Boxers are tough. So are secular bear markets. Whether or not we have been in one since back in 2000 (we say yes) is a subject of constant debate in the investment advisory industry. What is more important to investors today is whether past market behavior tells us anything important about the current environment? We think the answer is yes - human behavior repeats itself over and over again. This happens in life, and certainly in the way investment markets behave at times. So, with that preamble out of the way, let’s focus on one historical pattern we identified some time ago which is playing out in a rather interesting way…interesting, as in bad, that is.
We see many parallels the price trends in the Dow Jones Industrial Average between the period from 1961 through the mid-1970s and the current market environment, which we think is part of a longer market pattern dating back to the popping of the tech bubble in early 2000. The chart shown here is very detailed, so here is a written explanation to guide you through it:
In both 1961 and 2000, it can be argued that long-term period of sluggish stock prices, containing both boom and bust periods, started. The initial decline severe (a 27% drop in the 1960s and a gaudy 37% from 2000 – 2002 was followed by a rally that came close to a doubling in prices in a period well under a decade.
A “second leg down” followed. 2008-2009′s bottom was the weaker of the two time periods, with a 54% drop as compared to 36% in 1970. In each time period, what followed next was a second strong rally, lasting for years and producing a sizable gain (67% in the early 1970s and 153% in the past five years ending in 2013).

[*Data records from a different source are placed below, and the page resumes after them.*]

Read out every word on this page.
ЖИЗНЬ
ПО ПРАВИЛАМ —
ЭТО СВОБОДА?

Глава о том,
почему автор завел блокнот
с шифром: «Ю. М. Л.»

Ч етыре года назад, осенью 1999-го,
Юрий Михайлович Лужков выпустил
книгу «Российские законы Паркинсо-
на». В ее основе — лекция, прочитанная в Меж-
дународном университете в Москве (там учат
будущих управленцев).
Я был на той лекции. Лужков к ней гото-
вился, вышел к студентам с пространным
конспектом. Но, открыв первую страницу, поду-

It is what happened next that spurred us to look closely at the two time periods. In each case, the market blew through its previous historical high, fooling some into thinking that a new bull market had begun. In 1973, the new high was 7% above the previous one from back in 1966. But last year, the Dow ended a whopping 17% above the previous high mark from back in 2008! Is it a new bull market?
We think not. The reasons why are numerous, but they tend to point to the absurd amount of economic protection promoted by the Federal Reserve Board and other central banks around the world. That same world is just now coming to grips with the consequences of those policies.
How far could it drop? If the historical pattern continues, it could be a disruptive force. If we apply the same 45% decline to the current market that investors experienced back in the early 1970s, the Dow ends up at…cover your ears…9117. Is that Sungarden’s forecast? NO! We are simply pointing out that severe situations are on the table, and that investors and their financial advisors should be planning for the possibility that what goes up must go down…and sometimes very hard.
The silver lining? Back in the 1970s, that dive lower in ’74, was followed by a strong rally that saw the Dow land about where it had been a few years earlier. Now, some investors will claim that they can deal with big declines because “it always comes back.” That type of thinking is prevalent in times like these, when large declines in stock prices are a distant memory to some.
We don’t know where the market is going, and frankly our mission does not change regardless of what happens. It is still about having an investment process that prioritizes volatility management (commensurate with each client’s willingness to take on price swings) seeking profits as the environment allows (and it will again), and doing all we can to avoid major losses in value. The ante has been raised in recent days such that the potential for major loss is at least entering the conversation.
From a long-term perspective, we have seen a 14-year period in which the Dow has fallen hard twice, only to get up off the proverbial canvas both times. Just in case the market is winding up to deliver the knockout blow (a third major decline since 2000) to overconfident or complacent investors and financial advisors, it is best to make sure your mouth guard is in place and the smelling salts are close by.